しかし、俺から一閃を打っても相手はそれを見てから十文字を打てばいいだけなのだ。
放課後になってただがむしゃらに一閃を振るう。
「くそっ! くそっ! くそぉ―――!」
別に読み合いで負けてるわけではない。
俺の剣は何度も相手の体制を崩している。
身体能力で負けてるわけでもない。
奴等相手にローズを相手にしたときの様な、一瞬でもミスれば負けるような圧がある訳でも無い。
―――なら、なぜ負けるのか。
………簡単な話だ。相手には二連撃があり、俺には一連撃しか無いからだ。
俺が一閃を硬直無しで何度も打つことができない限りは………。
「待てよ? 一閃を連続で?」
馬鹿な話ではある。通常連撃と連撃の間には硬直の時間がある為、普通に一閃を二回撃つ前に十文字のニ撃目が当たり負ける。
だが、もし一閃が硬直無しで二回連続打てるなら一撃目を一回目の一閃でしのぎ、ニ撃目を二回目の一閃で凌げるだろう。
現実的にできるかどうかは別として。
「はっ………! そんなのは今更だろ」
どうせ左肩が壊れていて十文字は使えないのだ。なら、俺にできることは出来ることをやる。ただそれだけなのだ。だけど、そんな簡単にできる事ならば今まで誰かがやってきているはず。生半可な努力ではできないだろう。成功させられるかは別として、訓練には途方もない時間が必要になるだろう。

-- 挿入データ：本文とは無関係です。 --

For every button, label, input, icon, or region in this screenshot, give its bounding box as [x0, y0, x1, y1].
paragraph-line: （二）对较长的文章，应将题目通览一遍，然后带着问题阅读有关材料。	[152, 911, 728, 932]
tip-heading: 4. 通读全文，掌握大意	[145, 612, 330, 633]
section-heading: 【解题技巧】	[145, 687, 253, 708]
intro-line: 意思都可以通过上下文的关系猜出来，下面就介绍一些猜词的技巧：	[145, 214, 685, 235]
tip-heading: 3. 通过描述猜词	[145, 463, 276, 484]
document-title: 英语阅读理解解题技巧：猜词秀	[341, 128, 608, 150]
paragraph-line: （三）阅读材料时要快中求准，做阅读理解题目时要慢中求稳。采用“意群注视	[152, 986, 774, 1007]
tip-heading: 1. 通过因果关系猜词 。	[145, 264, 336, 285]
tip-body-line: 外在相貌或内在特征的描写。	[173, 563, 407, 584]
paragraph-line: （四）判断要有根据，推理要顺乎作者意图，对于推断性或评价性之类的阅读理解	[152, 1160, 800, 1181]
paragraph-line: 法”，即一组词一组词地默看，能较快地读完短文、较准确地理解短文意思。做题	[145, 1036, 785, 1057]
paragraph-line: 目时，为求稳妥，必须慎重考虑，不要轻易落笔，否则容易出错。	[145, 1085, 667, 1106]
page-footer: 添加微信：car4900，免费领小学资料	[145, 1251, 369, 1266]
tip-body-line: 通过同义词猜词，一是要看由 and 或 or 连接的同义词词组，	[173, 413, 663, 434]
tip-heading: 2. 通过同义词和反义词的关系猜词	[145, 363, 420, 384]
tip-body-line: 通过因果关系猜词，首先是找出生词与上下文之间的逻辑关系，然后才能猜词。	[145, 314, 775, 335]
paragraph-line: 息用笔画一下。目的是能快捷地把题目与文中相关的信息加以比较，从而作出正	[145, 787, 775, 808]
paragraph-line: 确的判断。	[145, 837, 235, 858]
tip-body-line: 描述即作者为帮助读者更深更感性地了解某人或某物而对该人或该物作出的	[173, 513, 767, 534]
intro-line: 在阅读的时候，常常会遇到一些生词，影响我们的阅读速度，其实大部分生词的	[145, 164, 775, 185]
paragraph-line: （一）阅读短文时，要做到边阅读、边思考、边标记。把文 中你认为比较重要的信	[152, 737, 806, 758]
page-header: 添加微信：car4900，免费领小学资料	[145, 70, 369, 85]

「は? これからは授業を受けない? 学校を辞めるつもりか?」
少しでも練習の時間を増やす為に授業に出ないと先生に告げたら、こう言われた。まぁ、そりゃあ学校に来ておいて授業を受けないって言われたらそんな答えになるだろう。
だが、俺は別に学校を辞めるつもりはない。折角ある設備を使わないなんてありえないし、親が学校に通うためのお金も支払ってくれている。今ここで辞めてもそのお金は戻ってこないのだ。
ならば、卒業までは利用するに限る。
「正直俺はこの体なので、連撃を前提としたこの授業には現時点ではついていけないでしょう。なので、一人で特訓をしようかと思いまして」
「………確かにエクス以外は皆十文字を使えるようになっている。これではどんなに強かろうと最後にひっくり返されてしまう………か。良いだろう」
先生に許可を得て授業の時間も全て特訓に費やす事が出来るようになった。
取り敢えず次回かその次辺りにご都合主義さんのお世話になろうかなぁとか考えてたり?